Abby, former Vice President Joe Biden stepped in to, I guess, what he felt was a vacuum of empathy yesterday. And so he tried to console the country. So here is his statement.

(BEGIN VIDEO CLIP)

BIDEN: To all of you who are hurting so badly, I'm so sorry for your loss. I know there's nothing I or anyone else can say or do to dull the sharpness of the pain you feel right now. But I can promise you from experience, the day will come when the memory of your loved one will bring a smile to your lips before it brings a tear to your eyes.

(END VIDEO CLIP)

CAMEROTA: Abby, sometimes the White House is reactive instead of proactive, and so when they hear people criticize them for not saying anything yesterday for that milestone, do we expect anything today?

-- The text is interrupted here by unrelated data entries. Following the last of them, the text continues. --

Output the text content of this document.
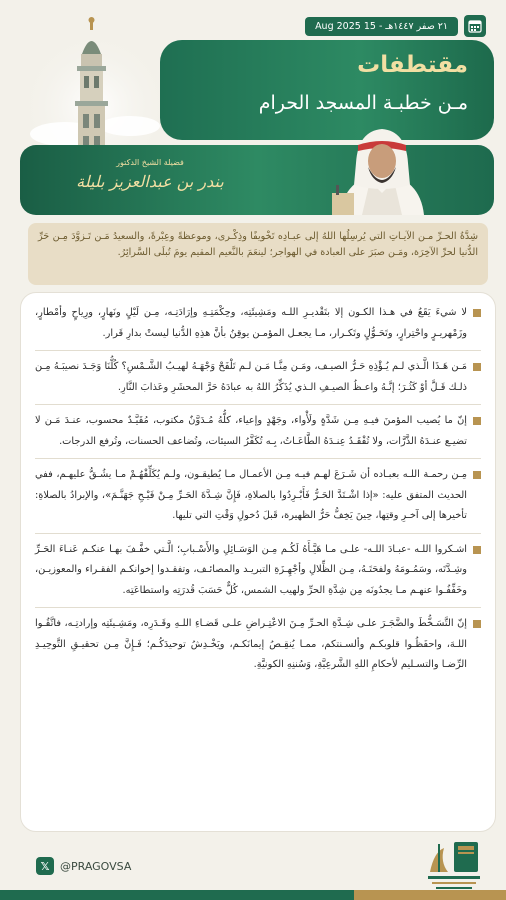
٢١ صفر ١٤٤٧هـ - 15 Aug 2025
مقتطفات
مـن خطبـة المسجد الحرام
فضيلة الشيخ الدكتور
بندر بن عبدالعزيز بليلة
شِدَّةُ الحـرِّ مـن الآيـاتِ التي يُرسِلُها اللهُ إلى عبـادِه تَخْويفًا وذِكْـرى، وموعظةً وعِبْرةً، والسعيدُ مَـن تَـزوَّدَ مِـن حَرِّ الدُّنيا لحرِّ الآخِرَة، ومَـن صبَرَ على العبادة في الهواجر؛ لينعَمَ بالنَّعيم المقيم يومَ تُبلَى السَّرائِرُ.
لا شيءَ يَقَعُ في هـذا الكـون إلا بتَقْديـرِ اللـه ومَشِيئَتِه، وحِكْمَتِـهِ وإرَادَتِـه، مِـن لَيْلٍ ونَهارٍ، ورِياحٍ وأمْطارٍ، وزَمْهريـرٍ واحْتِرارٍ، وتَحَـوُّلٍ وتَكـرار، مـا يجعـل المؤمـن يوقِنُ بأنَّ هذِهِ الدُّنيا ليستْ بدارِ قَرار.
مَـن هَـذَا الَّـذي لـم يُـؤْذِهِ حَـرُّ الصيـف، ومَـن مِنَّـا مَـن لـم تَلْفَحْ وَجْهَـهُ لهيـبُ الشَّـمْسِ؟ كُلُّنَا وَجَـدَ نصيبَـهُ مِـن ذلـك قَـلَّ أوْ كَثُـرَ؛ إنَّـهُ واعـظُ الصيـفِ الـذي يُذَكِّرُ اللهُ به عبادَهُ حَرَّ المحشَرِ وعَذابَ النَّارِ.
إنّ ما يُصيب المؤمنَ فيـهِ مِـن شَدَّةٍ ولَأْواء، وجَهْدٍ وإعياء، كلُّهُ مُـدَوَّنٌ مكتوب، مُقَيَّـدٌ محسوب، عنـدَ مَـن لا تضيـع عنـدَهُ الذَّرَّات، ولا تُفْقَـدُ عِنـدَهُ الطَّاعَـاتُ، بِـه تُكَفَّرُ السيئات، وتُضاعف الحسنات، وتُرفع الدرجات.
مِـن رحمـة اللـه بعبـاده أن شَـرَعَ لهـم فيـه مِـن الأعمـال مـا يُطيقـون، ولـم يُكَلِّفْهُـمْ مـا يشُـقُّ عليهـم، ففي الحديث المتفق عليه: «إذا اشْـتَدَّ الحَـرُّ فَأَبْـرِدُوا بالصلاةِ، فَإِنَّ شِـدَّةَ الحَـرِّ مِـنْ فَيْـحِ جَهَنَّـمَ»، والإبرادُ بالصلاةِ: تأخيرها إلى آخـرِ وقتِها، حِينَ يَخِفُّ حَرُّ الظهيرة، قَبلَ دُخولِ وَقْتِ التي تليها.
اشـكروا اللـه -عبـادَ اللـه- علـى مـا هَيَّـأَهُ لَكُـم مِـن الوَسَـائِلِ والأَسْـبابِ؛ الَّـتي خفَّـفَ بهـا عنكـم عَنـاءَ الحَـرِّ وشِـدَّتَه، وسَمُـومَهُ ولفحَتَـهُ، مِـن الظِّلالِ وأجْهِـزَةِ التبريـد والمصائـف، وتفقـدوا إخوانكـم الفقـراء والمعوزيـن، وخَفِّفُـوا عنهـم مـا يجدُونَه مِن شِدَّةِ الحرِّ ولهيب الشمس، كُلٌّ حَسَبَ قُدرَتِه واستطاعَتِه.
إنّ التَّسَـخُّطَ والضَّجَـرَ علـى شِـدَّةِ الحـرِّ مِـنَ الاعْتِـراضِ علـى قَضـاءِ اللـهِ وقَـدَرِه، ومَشِـيئَتِه وإرادتِـه، فاتَّقُـوا اللـهَ، واحفَظُـوا قلوبكـم وألسـنتكم، ممـا يُنقِـصُ إيمانَكـم، ويَخْـدِشُ توحيدَكُـم؛ فَـإِنَّ مِـن تحقيـقِ التَّوحِيـدِ الرِّضـا والتسـليم لأحكامِ اللهِ الشَّرعِيَّةِ، وَسُننِهِ الكونيَّةِ.
𝕏 @PRAGOVSA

PHILLIP: Well, it's not clear. But I do think the White House was -- you know, they will say that, for example -- that their metrics, the numbers that they use to count deaths did not arrive at that 100,000 number at the same time that the metrics that -- that we at CNN uses and others news outlets use. So we could expect to see more from the president today.

But I also -- you know, when you watch that video from Biden, a lot of people have been criticizing him for being in his basement and doing these videos, not being out and about as much as, perhaps, the president has. But when the campaign sees this, they see an opportunity to really selectively draw contrasts with the president.

This is -- Biden is someone who -- for whom this is his strong suit. He suffered a number of enormous losses over the course of his life. His wife, his children.